Skip to content

Apache Iceberg Handler

The primary Iceberg handler is IcebergChangeHandlerV2. It is designed to stream CDC events directly into Apache Iceberg tables, automatically inferring schemas and managing table structures.

This is the most advanced handler, which automatically infers the schema from the Debezium events and creates well-structured Iceberg tables.

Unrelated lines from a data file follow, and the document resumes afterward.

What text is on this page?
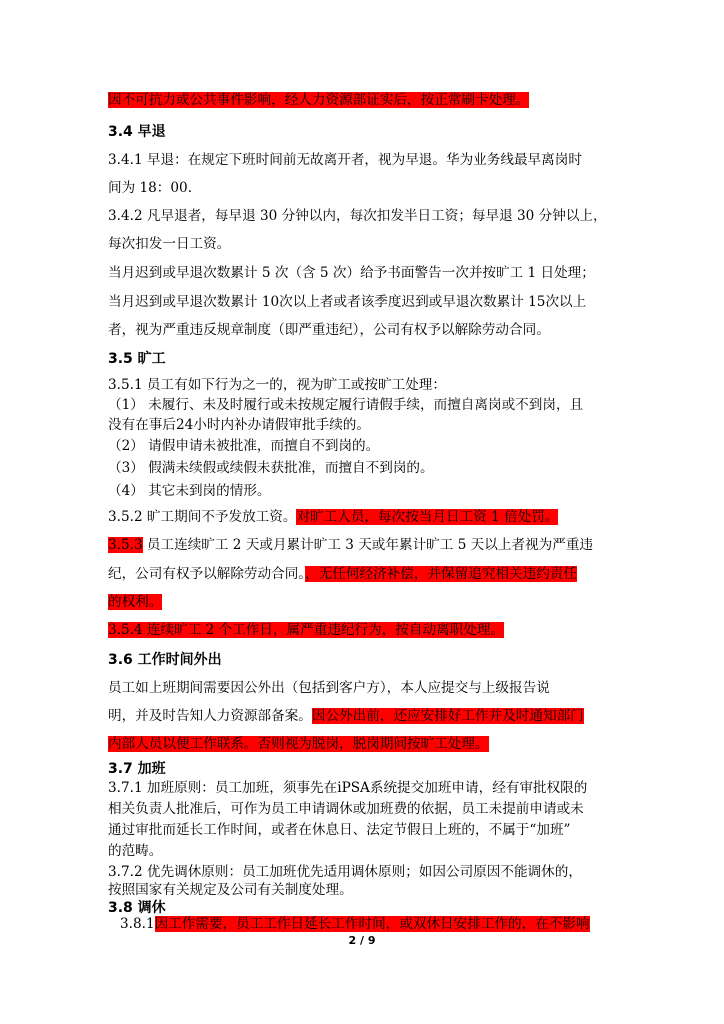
因不可抗力或公共事件影响，经人力资源部证实后，按正常刷卡处理。
3.4 早退
3.4.1 早退：在规定下班时间前无故离开者，视为早退。华为业务线最早离岗时
间为 18：00.
3.4.2 凡早退者，每早退 30 分钟以内，每次扣发半日工资；每早退 30 分钟以上，
每次扣发一日工资。
当月迟到或早退次数累计 5 次（含 5 次）给予书面警告一次并按旷工 1 日处理；
当月迟到或早退次数累计 10次以上者或者该季度迟到或早退次数累计 15次以上
者，视为严重违反规章制度（即严重违纪），公司有权予以解除劳动合同。
3.5 旷工
3.5.1 员工有如下行为之一的，视为旷工或按旷工处理：
（1） 未履行、未及时履行或未按规定履行请假手续，而擅自离岗或不到岗，且
没有在事后24小时内补办请假审批手续的。
（2） 请假申请未被批准，而擅自不到岗的。
（3） 假满未续假或续假未获批准，而擅自不到岗的。
（4） 其它未到岗的情形。
3.5.2 旷工期间不予发放工资。对旷工人员，每次按当月日工资 1 倍处罚。
3.5.3 员工连续旷工 2 天或月累计旷工 3 天或年累计旷工 5 天以上者视为严重违
纪，公司有权予以解除劳动合同。，无任何经济补偿，并保留追究相关违约责任
的权利。
3.5.4 连续旷工 2 个工作日，属严重违纪行为，按自动离职处理。
3.6 工作时间外出
员工如上班期间需要因公外出（包括到客户方），本人应提交与上级报告说
明，并及时告知人力资源部备案。因公外出前，还应安排好工作并及时通知部门
内部人员以便工作联系。否则视为脱岗，脱岗期间按旷工处理。
3.7 加班
3.7.1 加班原则：员工加班，须事先在iPSA系统提交加班申请，经有审批权限的
相关负责人批准后，可作为员工申请调休或加班费的依据，员工未提前申请或未
通过审批而延长工作时间，或者在休息日、法定节假日上班的，不属于“加班”
的范畴。
3.7.2 优先调休原则：员工加班优先适用调休原则；如因公司原因不能调休的，
按照国家有关规定及公司有关制度处理。
3.8 调休
3.8.1因工作需要，员工工作日延长工作时间，或双休日安排工作的，在不影响
2 / 9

  • Automatic Schema Inference: Inspects the first batch of records and infers the schema using PyArrow, preserving native data types (e.g., LongType, TimestampType).
  • Use Case: Ideal for scenarios where you want the pipeline to automatically create tables with native data types that mirror the source.
  • Robustness: If a field's type cannot be inferred (e.g., all null), it safely falls back to StringType.
  • Metadata: Adds _consumed_at, _dbz_event_key, and _dbz_event_key_hash columns for traceability.

Example Usage

from pyiceberg.catalog import load_catalog
from pydbzengine.handlers.iceberg import IcebergChangeHandlerV2

conf = {
    "uri": "http://localhost:8181",
    "warehouse": "warehouse",
    "s3.endpoint": "http://localhost:9000",
    "s3.access-key-id": "minioadmin",
    "s3.secret-access-key": "minioadmin",
}
catalog = load_catalog(name="rest", **conf)
handler = IcebergChangeHandlerV2(
    catalog=catalog, 
    destination_namespace=("iceberg", "debezium_cdc_data")
)

IcebergChangeHandler (V1)

A simpler handler that appends change data to a source-equivalent Iceberg table using a fixed schema.

  • Structure: The before and after payloads are stored as complete JSON strings.
  • Use Case: Best for creating a "bronze" layer where you want to capture the raw Debezium event exactly as it comes, absorbing all source system schema changes automatically.